Un triste final



Por Daniel Rodríguez, director ejecutivo de Acción Educar

Las iniciativas populares de norma fueron una alternativa de participación ciudadana en el proceso constituyente bastante innovadora en el país. Esta opción surgió durante la discusión del reglamento, cuando el debate constituyente para la opinión pública era todavía pura ilusión y expectativa. La idea era simple y poderosa: cualquier ciudadano podía formular iniciativas de texto para la nueva Constitución y, en el caso de reunir 15.000 apoyos, esta tendría la oportunidad de ser discutida por la Convención.
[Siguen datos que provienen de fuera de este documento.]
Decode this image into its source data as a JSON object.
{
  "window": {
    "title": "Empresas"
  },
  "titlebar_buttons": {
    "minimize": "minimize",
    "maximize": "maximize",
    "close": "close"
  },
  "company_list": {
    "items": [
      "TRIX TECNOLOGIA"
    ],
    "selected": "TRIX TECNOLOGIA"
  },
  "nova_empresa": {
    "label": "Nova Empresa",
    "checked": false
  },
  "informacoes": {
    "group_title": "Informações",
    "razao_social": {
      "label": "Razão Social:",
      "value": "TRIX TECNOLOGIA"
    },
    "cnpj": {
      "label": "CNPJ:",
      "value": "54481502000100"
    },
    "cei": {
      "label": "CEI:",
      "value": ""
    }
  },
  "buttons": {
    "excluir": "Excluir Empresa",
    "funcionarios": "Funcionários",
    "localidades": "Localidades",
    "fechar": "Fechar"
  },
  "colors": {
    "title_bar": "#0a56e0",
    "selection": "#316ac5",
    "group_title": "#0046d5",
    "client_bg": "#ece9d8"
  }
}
Muchas organizaciones se movilizaron para conseguir apoyos, y dado la importancia que tiene para el país, la educación fue tema relevante. Nueve de las 77 iniciativas que lograron las firmas necesarias abordaron educación. Las dos más votadas en educación sumaron cerca de 60.000 firmas, y ambas proponen, con algunas diferencias, alternativas para que el texto constitucional consagre de forma correcta la libertad de enseñanza y el derecho preferente de los padres a elegir la educación de sus hijos. Siendo estos derechos humanos consagrados en los tratados ratificados por Chile, no es raro que contaran con este apoyo.

Pero al igual que ocurre con la Convención, la imagen y el simbolismo fueron inmensamente superiores a la realidad. Se supo que las iniciativas populares que lograron los apoyos no serían discutidas “en la Convención”, sino en comisiones, y que no serían votadas por los dos tercios que sustentan el acuerdo, si no por mayoría simple. Asimismo, cuando se prometió que las iniciativas más apoyadas serían debatidas y discutidas, nunca se mencionó que se les daría apenas cinco minutos para exponer. Un trámite, por decir lo menos.

Lo cierto es que cinco minutos fueron una eternidad comparada con el tiempo que se tomaron los convencionales en rechazar las propuestas populares sobre educación que defendían la libertad de enseñanza y el derecho preferente de los padres. Sin consideración alguna, un proceso que duró meses y convocó a miles de personas, fue despachado en el tiempo que demoró la votación de una mayoría simple en una comisión, que ha mostrado, además, fracasar en sus intenciones frente al Pleno. Bastaba oír a la mayoría de los convencionales, y revisar sus votaciones en el reglamento, para saber que la libertad no era una materia de su preferencia, y por ello era importante mostrar que había ciudadanos dispuestos a defenderla bajo las reglas que los convencionales pusieron. Pero ante el éxito, bajo sus propias condiciones, la respuesta fue un portazo.

Es evidente que el rechazo de las iniciativas populares era una posibilidad, pero no es ese el problema. Cualquiera que esté dispuesto a competir debe saber perder. Sin embargo para la Convención, que ha hecho del simbolismo, la retórica y la performance una obsesión, el trato que han recibido las iniciativas populares no ha sido el apropiado. La idea que queda es cuando la opinión de la población, aunque sea masiva, es opuesta a mi parecer, puede despreciarse y obviarse sin consideración, y que el diálogo solo es necesario entre quienes ostentan poder real y concreto. Dudo que esto calce con la alta opinión que tiene la Convención de sí misma.